これらの「関連事実」が一気に変貌したのは、この検察幹部がマスコミの有力新聞社の記者らと常習的な賭けマージャンをしていたことが発覚したことによる。本件事件もこの検察幹部の退場と軌を一にして一気に捜査が進展し、大規模な買収事件の姿が国民に知られるところとなった。本件事件で政権与党が絶対的に隠蔽したい事実はその買収の規模が極めて大きく、投下された買収資金が巨額であり、それが政権与党から被告人らに供与された政治資金ではないか、という疑惑である。つまり、このような大規模買収事件の資金原資が政党交付金である可能性があることである。
これに関して自民党の総裁である安倍晋三氏は被告人に交付された1億2,000万円もの政治資金は公認会計士の監査を経た適正な手続によるもの、と頓珍漢(とんちんかん)な見解を表明した。交付過程・交付手続が公明正大であっても、交付を受けた者が犯罪行為の原資とした場合、その交付手続の公正性を力説してもまったく意味がない。

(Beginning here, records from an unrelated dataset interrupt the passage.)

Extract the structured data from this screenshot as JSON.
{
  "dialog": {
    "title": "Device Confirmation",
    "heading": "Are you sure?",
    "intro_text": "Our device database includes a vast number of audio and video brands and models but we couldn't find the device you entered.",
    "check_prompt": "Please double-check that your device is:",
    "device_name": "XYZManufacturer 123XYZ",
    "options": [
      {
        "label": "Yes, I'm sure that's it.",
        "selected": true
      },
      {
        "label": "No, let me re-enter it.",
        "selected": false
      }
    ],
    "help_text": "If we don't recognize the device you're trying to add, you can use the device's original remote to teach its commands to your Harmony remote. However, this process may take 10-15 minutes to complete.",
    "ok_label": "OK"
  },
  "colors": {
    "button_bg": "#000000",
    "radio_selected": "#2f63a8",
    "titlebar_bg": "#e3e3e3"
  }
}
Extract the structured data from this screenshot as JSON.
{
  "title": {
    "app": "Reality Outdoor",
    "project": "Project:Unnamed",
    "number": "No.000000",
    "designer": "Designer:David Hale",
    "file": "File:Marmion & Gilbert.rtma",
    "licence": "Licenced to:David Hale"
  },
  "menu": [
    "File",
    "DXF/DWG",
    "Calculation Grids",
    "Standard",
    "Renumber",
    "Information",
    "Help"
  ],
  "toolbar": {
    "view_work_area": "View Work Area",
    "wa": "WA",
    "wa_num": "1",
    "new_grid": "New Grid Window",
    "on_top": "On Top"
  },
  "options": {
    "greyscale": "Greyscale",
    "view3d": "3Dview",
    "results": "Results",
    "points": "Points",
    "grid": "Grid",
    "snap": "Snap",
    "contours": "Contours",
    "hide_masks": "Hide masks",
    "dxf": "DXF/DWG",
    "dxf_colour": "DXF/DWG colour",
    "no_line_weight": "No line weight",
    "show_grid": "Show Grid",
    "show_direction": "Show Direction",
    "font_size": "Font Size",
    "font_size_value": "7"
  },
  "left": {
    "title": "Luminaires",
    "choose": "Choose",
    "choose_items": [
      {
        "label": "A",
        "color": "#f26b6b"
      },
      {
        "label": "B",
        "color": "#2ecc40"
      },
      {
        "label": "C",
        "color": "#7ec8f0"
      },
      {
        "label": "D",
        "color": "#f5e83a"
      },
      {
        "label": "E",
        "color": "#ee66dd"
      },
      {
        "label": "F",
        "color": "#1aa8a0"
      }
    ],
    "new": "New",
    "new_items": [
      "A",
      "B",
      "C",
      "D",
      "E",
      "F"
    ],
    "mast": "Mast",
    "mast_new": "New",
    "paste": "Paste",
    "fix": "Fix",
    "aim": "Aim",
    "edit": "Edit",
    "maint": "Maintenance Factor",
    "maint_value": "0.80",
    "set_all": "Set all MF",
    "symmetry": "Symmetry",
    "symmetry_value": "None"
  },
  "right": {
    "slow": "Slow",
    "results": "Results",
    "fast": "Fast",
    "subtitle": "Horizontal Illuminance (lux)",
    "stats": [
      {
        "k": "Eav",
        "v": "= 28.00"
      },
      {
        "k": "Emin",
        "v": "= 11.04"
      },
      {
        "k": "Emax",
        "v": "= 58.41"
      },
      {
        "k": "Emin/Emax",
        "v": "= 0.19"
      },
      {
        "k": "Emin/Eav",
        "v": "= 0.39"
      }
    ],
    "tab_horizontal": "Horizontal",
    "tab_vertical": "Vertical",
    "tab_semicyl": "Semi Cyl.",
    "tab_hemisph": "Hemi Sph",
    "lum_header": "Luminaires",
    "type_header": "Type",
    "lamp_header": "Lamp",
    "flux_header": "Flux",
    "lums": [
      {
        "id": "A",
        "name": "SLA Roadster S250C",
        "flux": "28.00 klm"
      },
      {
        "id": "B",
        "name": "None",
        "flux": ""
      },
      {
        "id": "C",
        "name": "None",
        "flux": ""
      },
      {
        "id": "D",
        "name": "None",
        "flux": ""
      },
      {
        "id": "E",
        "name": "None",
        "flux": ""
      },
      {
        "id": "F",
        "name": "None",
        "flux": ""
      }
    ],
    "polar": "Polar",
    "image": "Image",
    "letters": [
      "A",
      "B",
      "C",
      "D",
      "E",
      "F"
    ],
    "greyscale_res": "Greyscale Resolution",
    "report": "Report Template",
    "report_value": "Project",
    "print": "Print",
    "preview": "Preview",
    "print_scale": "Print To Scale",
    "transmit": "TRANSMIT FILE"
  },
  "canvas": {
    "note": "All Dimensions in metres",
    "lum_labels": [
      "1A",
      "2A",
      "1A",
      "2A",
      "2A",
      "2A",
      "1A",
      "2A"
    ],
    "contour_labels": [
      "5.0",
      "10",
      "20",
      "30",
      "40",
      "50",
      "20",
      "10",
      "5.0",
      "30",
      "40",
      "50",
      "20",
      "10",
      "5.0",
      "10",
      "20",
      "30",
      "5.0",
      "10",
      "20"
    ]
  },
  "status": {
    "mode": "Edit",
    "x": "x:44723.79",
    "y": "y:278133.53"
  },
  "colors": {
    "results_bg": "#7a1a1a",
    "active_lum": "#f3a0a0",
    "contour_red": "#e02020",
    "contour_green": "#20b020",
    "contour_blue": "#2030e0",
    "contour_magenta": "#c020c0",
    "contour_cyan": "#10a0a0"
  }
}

問題は、交付を受けた者が犯罪行為の原資としたことについての交付者の責任であって、交付された政治資金についての事前の使途計画と費消後の事後報告の提出義務を受領者に厳しく課すことによって、その管理責任が全うされる。そのような内部規定もなく、受領者の自由裁量による費消を認めるものであれば、まさに公金の私物化の典型となる。これらの事実関係は政権与党が公にしたくない事情である。
(2)司法取引概念の誤用
今般の刑事訴訟法改正で導入された日本版司法取引法では、その対象犯罪を限定しており、本件事件では司法取引はあり得ない。それにも関わらず、対向犯罪(※1)である本件で対向犯を不起訴とすることは、それ自体公訴権の濫用という違法行為犯罪行為である。
弁護団は「闇の司法取引」と表現しているため、かえって「闇の司法取引」の存在を立証する責任を負う破目になっている。単純明快に、対向犯罪で対向犯の一方だけを起訴し、他方を起訴しないことは公訴権の濫用で違法であると主張すれば、本来起訴すべき被供与者を不起訴とした合理的な正当な理由の提示は、検察官が負担することになる。裁判官がこのように立証責任の存在を正しく理解するなら、裁判の結果は非常に不透明なものとなる。
アメリカではこの時点で本案審理をしないが(手続的正義(※2)の重視)、日本の法律学と実務では、その後の本案審理を禁止していない(手続的正義の軽視や無視)。ゴーン裁判でも裁判所は司法取引の違法性については審理を後まわしにしようとして、弁護側と鋭く対立した。
その結果、裁判官は供与者の違法性と検察官の違法性を天秤にかけることとなる。伝統的な裁判官と検察官の親和性の結果、検察官の公訴権濫用は不問に付されることとなる可能性が大となる。
※1必ず2人以上で成立し、その関係は純然たる共犯関係ではない関係の犯罪。賄賂罪や買収罪がその典型。
※2手続的正義とは「適正な手続が存在しない裁判には真実は存在しない」という思想で、日本国憲法でも憲法第31条に規定されている。ただし、条文の文言から、この適正手続保障は刑事手続についてのみ保障されたものであるとの学説も有力に存在してきた。こんな日本版適正手続概念が罷り通る日本の法律学である。
この限定縮小解釈説でも刑事手続での適正手続の保障を認めているため、学者でもない裁判官はおとなしく条理に従うかと思いきや、そうではない、という日本の司法権の実態をみせつけられることのないことを願うばかりである。